Das Buch hat mich vollkommen aus der Bahn geworfen, dafür gibt es 10/10 Punkte. Ich muss sagen, dass mir das eigentliche Cover sehr gut gefällt, das zum Buch zum Film hingegen finde ich nicht so toll. Aber jetzt zum Inhalt. Ich bin wie ihr vielleicht inzwischen wisst, kein großer Fan von Büchern mit schweren Schicksalen, die wirklich so passieren können. Du neben mir hat mich trotzdem total begeistert, weil es einfach so verdammt emotional geschrieben ist und man sich so fühlt, als würde alles, das Madeleine passiert einem selbst widerfahren. Der Schreibstil der Autorin ist also definitiv sehr sehr gut. Und er ist auch ziemlich einzigartig, denn sie verwendet viele eher ungewöhnliche Techniken innerhalb der Erzählung. Mal ist eine schwarze Seite mit nur einem Wort darauf zu finden, oder eine Seite, auf der immer wieder das gleiche Wort steht.
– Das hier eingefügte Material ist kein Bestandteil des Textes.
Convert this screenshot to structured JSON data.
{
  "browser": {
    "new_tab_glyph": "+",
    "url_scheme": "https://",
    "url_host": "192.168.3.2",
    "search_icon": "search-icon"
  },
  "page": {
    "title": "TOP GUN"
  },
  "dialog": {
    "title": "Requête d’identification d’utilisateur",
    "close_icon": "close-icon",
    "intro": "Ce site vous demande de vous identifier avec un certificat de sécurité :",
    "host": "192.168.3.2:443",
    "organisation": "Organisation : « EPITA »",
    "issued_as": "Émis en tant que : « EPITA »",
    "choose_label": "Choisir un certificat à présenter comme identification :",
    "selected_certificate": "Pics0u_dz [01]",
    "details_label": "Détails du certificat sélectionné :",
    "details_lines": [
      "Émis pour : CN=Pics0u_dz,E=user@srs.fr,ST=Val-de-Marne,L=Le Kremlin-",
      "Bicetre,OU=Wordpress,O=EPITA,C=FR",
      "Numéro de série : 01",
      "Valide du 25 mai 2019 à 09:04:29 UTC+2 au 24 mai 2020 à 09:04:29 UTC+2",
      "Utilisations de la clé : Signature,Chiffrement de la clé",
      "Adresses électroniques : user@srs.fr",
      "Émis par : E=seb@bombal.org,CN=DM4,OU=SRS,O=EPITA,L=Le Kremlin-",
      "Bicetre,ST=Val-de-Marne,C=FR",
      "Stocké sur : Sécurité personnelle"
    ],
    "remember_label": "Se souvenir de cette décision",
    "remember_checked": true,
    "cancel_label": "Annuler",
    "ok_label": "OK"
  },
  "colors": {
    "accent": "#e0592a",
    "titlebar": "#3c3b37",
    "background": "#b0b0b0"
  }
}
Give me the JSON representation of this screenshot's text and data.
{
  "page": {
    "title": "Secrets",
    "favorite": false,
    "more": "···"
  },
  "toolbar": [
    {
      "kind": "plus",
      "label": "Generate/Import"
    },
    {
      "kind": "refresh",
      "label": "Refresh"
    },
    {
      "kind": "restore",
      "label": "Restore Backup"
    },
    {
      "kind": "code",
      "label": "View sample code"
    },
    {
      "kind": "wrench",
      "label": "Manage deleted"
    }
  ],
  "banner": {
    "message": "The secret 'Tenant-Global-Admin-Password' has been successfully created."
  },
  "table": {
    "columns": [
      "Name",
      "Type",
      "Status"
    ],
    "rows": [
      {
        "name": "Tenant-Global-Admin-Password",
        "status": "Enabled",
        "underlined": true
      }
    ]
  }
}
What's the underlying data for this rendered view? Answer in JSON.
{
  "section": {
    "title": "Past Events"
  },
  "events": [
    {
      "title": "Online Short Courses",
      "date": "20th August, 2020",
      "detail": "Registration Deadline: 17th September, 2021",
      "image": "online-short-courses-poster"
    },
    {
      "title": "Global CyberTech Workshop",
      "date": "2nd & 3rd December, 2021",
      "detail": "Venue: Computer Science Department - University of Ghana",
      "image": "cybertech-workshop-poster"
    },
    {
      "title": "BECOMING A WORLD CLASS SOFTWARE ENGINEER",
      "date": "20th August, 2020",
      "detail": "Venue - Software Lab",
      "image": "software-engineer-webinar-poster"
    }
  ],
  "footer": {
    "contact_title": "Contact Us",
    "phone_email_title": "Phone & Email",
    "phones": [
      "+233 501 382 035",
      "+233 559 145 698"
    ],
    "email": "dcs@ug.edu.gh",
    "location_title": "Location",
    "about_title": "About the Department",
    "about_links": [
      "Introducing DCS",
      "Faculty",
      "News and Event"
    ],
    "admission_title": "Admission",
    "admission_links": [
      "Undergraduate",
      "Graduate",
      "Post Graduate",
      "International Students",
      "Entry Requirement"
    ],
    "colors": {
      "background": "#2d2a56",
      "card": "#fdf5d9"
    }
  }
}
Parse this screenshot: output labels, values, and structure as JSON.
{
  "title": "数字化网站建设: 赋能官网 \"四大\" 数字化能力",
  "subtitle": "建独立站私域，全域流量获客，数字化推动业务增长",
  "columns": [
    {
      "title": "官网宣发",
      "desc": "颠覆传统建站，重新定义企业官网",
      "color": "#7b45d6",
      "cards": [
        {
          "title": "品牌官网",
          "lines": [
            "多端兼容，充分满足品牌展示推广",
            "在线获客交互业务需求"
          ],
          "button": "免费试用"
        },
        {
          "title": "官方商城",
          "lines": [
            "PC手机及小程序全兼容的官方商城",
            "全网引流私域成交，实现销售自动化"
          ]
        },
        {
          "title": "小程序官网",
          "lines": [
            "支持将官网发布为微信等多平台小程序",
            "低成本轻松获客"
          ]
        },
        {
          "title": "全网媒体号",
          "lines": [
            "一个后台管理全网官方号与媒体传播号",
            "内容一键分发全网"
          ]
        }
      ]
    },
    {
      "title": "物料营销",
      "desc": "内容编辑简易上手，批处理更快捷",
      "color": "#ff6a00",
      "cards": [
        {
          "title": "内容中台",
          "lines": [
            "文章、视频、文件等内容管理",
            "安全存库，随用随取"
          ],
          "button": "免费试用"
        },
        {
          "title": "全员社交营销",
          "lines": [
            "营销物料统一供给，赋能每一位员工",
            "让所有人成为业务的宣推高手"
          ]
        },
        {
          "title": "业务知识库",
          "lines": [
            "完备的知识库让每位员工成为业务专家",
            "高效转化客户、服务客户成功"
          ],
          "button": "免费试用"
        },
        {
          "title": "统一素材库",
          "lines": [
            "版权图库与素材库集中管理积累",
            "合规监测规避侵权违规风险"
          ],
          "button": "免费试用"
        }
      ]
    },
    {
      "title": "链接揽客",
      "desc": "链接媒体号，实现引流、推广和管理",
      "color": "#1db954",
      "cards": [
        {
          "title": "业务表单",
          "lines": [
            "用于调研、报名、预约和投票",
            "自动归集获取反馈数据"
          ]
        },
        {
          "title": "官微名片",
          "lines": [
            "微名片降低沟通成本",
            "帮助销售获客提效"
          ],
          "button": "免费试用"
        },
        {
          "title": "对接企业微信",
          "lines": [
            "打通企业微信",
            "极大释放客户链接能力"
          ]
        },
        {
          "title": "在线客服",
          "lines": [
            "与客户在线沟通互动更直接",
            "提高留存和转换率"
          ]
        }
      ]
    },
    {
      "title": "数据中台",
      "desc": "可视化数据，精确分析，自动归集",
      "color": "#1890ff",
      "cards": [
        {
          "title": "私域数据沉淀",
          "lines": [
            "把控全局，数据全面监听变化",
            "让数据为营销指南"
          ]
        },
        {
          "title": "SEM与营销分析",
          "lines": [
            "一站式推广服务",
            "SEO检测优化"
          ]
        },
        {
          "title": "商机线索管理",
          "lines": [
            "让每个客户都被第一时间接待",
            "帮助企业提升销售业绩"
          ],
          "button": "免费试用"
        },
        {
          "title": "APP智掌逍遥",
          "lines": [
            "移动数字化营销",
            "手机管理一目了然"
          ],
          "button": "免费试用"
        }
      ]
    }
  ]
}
Manchmal sind auch passend zur Geschichte kleine Skizzen im Buch, die Madeleines oder Ollys Vorstellungen widerspiegeln. DAs macht es noch aufregender das Buch zu lesen. Die Beziehung zwischen Olly und Madeleine entwickelt sich im Verlaufe des Buches sehr schön, und die Anfängliche Fensterscheiben-Beziehung der Beiden finde ich wirklich super süß. Fast so süß wie Olly, denn der ist wirklich ein Zuckerstückchen und ich finde es toll, dass er zwar Rücksicht auf Madeleines Krankheit nimmt, aber sie nicht mitleidig oder irgendwie anders behandelt als einen „normalen“ Menschen. Auch Madeleine kann auf ganzer Linie überzeugen, sie ist mutig und lässt sich von ihrem Schicksal nicht unterdrücken und genießt ihr Leben. Die Autorin hat eine wirklich bezaubernde Geschichte geschaffen, die den Leser in ihren Bann zieht, mit bewundernswerten und sehr authentischen Charakteren. Ich kann das Buch an alle empfehlen, die gerne mal etwas tiefer in eine Geschichte abtauchen.